Decoding the world of cybersecurity

ENISA ties SBOM adoption to CRA

ENISA says the Cyber Resilience Act is accelerating SBOM adoption, moving software component transparency deeper into procurement, vulnerability management, supplier assurance, and product-risk governance.

ENISA ties SBOM adoption to CRA
Summary
  • ENISA’s 2026 report says the Cyber Resilience Act is accelerating SBOM adoption.
  • Organisations are investing in SBOM generation and automation inside the software development lifecycle.
  • Regulatory pressure is shifting SBOMs from technical documentation towards supplier assurance, procurement, and product-risk governance.

ENISA says the EU Cyber Resilience Act is accelerating adoption of software bills of materials, pushing software component transparency closer to routine product assurance and supplier governance.

The agency’s 2026 state-of-play report draws on a survey launched at the end of 2025 to understand how organisations across industries and company sizes are approaching SBOM adoption. ENISA says the results confirm that the Cyber Resilience Act is acting as an accelerator, with organisations investing in SBOM generation and automation and seeking to integrate SBOMs into the software development lifecycle.

Although the Cyber Resilience Act entered into force in 2024, its main obligations do not apply until December 2027, with vulnerability reporting obligations beginning earlier, in September 2026. Even before full enforcement, the regulation is already influencing vendors that need to show how they manage dependencies, vulnerabilities, and product security throughout the lifecycle.

ENISA’s SBOM adoption report places that change in an operational context. An SBOM is not a control by itself. A component list has limited value unless it is accurate, machine-readable, updated, linked to vulnerability intelligence, and embedded into remediation and supplier-risk workflows. The agency’s finding that organisations are investing in automation is therefore more useful than a simple count of SBOM documents.

The market effect is likely to be felt first in procurement and assurance. Public bodies, regulated operators, and large enterprises increasingly need evidence that suppliers understand what is inside their products. That evidence becomes more valuable when new vulnerabilities emerge in common libraries, development frameworks, package ecosystems, or embedded components. Without reliable component inventories, buyers and operators are left asking vendors whether they are affected, often under incident pressure.

The CRA gives those questions legal and commercial force. Manufacturers of products with digital elements will need to meet security-by-design and security-by-default obligations, while market surveillance authorities will have enforcement responsibilities. Suppliers that cannot produce credible component transparency may face friction in enterprise procurement long before regulators intervene.

Quality remains the hard part. SBOM adoption can become superficial if vendors treat it as a compliance artefact rather than an operational capability. Component names can be inconsistent, transitive dependencies can be missed, versions can drift, and vulnerability data can be noisy or incomplete. Organisations consuming SBOMs also need the capacity to process them, prioritise exposure, and distinguish theoretical vulnerability matches from exploitable risk in their own environments.

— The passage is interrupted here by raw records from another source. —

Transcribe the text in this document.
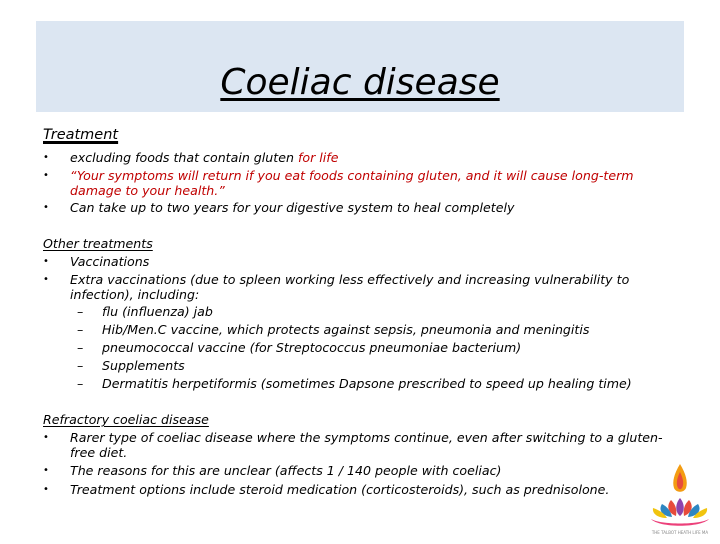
Coeliac disease
Treatment
• excluding foods that contain gluten for life
• “Your symptoms will return if you eat foods containing gluten, and it will cause long-term damage to your health.”
• Can take up to two years for your digestive system to heal completely
Other treatments
• Vaccinations
• Extra vaccinations (due to spleen working less effectively and increasing vulnerability to infection), including:
– flu (influenza) jab
– Hib/Men.C vaccine, which protects against sepsis, pneumonia and meningitis
– pneumococcal vaccine (for Streptococcus pneumoniae bacterium)
– Supplements
– Dermatitis herpetiformis (sometimes Dapsone prescribed to speed up healing time)
Refractory coeliac disease
• Rarer type of coeliac disease where the symptoms continue, even after switching to a gluten-free diet.
• The reasons for this are unclear (affects 1 / 140 people with coeliac)
• Treatment options include steroid medication (corticosteroids), such as prednisolone.
THE TALBOT HEATH LIFE MA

The report lands in a market that is still defining what good looks like. Software teams, product security teams, procurement functions, legal teams, and risk owners need shared expectations about formats, frequency, access, and liability. A supplier that hands over an SBOM once a year is not solving the same problem as one that provides continuous, verified component intelligence tied to patching and vulnerability disclosure.

Europe’s regulatory direction is turning software transparency into an assurance requirement. SBOMs are moving from technical inventory work into supplier-risk governance, particularly for products used in critical services, public administration, regulated financial services, healthcare, transport, and industrial environments.